Completely at random, Rikku and Paine run past Yuna into the little cafĂ©. “Dr. P, care to give us your opinion?” Rikku dog-paddles. Paine tries and fails to adopt a mock-scholarly tone and murmurs, “The hardest person to know is yourself.” Yuna watches this exchange, goes all, “SHUT UP U GUYS ARE MEEN” and stalks off. Now I’m free to explore the rest of Luca. Oh joy of joys, being able to continue slaving away as a marketing shill and getting to play Sphere Break totally makes up for having to spend several minutes listening to Shelinda. Thank you, game designers.

Once I’ve exhausted all the “fun” there is to be had in Luca, Yuna epitomizes laziness and teleports back to El Celsioso so she can teleport back down to the Mi’ihen Highroad.

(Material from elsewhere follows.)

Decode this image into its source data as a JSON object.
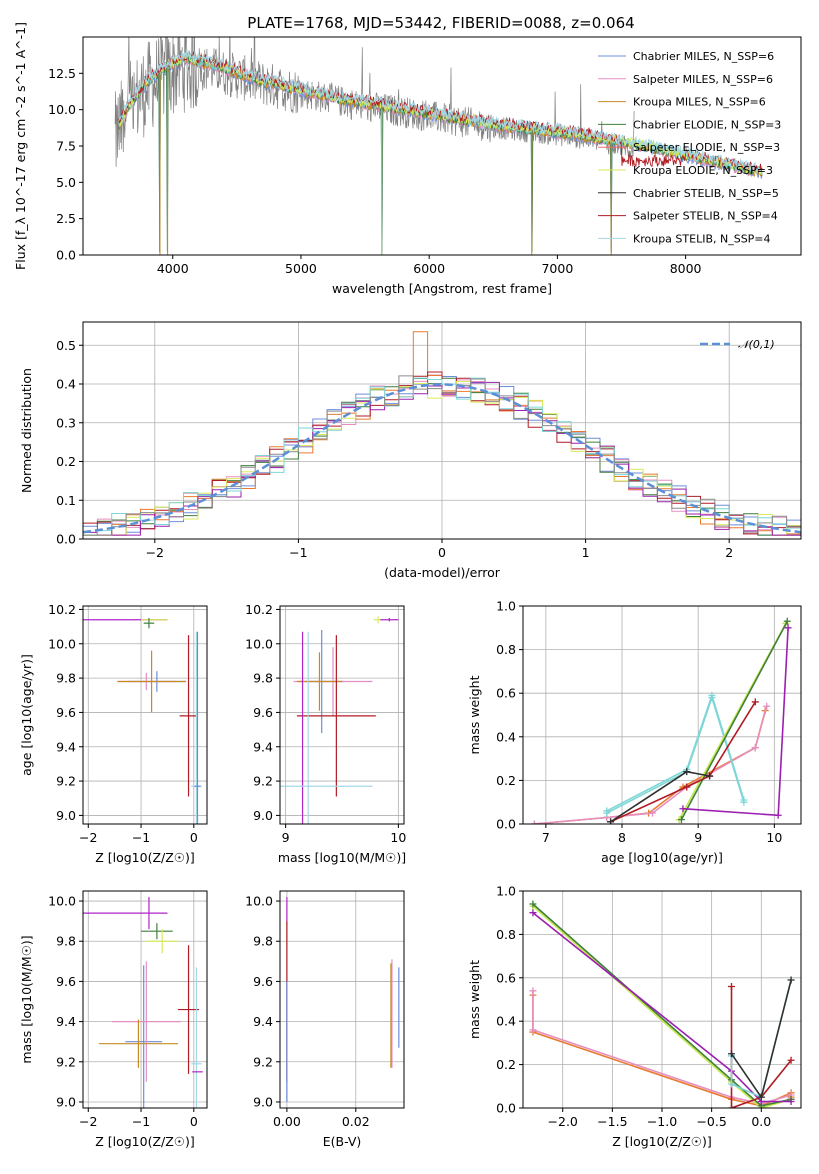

God forbid I miss any of the intriguing happenings up here. Rikku whimpers to Yuna, “Too bad I didn’t set our spherecorder to record the Luca broadcast!” Oh Rikku, I’m sure you can go down to the Luca Best Buy and pick up a sphere of it for 3000 Gil or so. Or you could have sent Sphere Recorder Bob down to tape along with his cousin Sphere Recorder Larry! But I guess you would you rather he sat around like the rest of Spira collecting unemployment checks.

I realize upon teleporting down to the Highroad that I should have just taken the damn stairs–I have to go up and down the entire road to beg NPCs to buy Argent credits or marry a loser who lives with his parents, but Yuna is teleported to the Travel Agency at the inconvenient midpoint of the road. Crap.

'I do, and look at MY awesome boyfriend!'

‘I do, and look at MY awesome boyfriend!’

Oh well. I’ve made my bed and now I have to watch Yuna and Rikku lie in it. About an hour and a half later, I’ve made my rounds, collected some Blue Balls Bullets for the Gun Mages, and raided all the restocked treasure chests, and it’s now time to do some percentage-point-getting. The girls ride a hover back from the end of the Highroad to the Travel Agency, and watch with amusement as the operator fails to put on the emergency brake and the hover glides into the ditch, no doubt killing those two pot-smoking shirtless guys hanging out at the end of the Oldroad. Good thing I already asked them if they’d like to be part of an exciting enterprise with Argent Inc.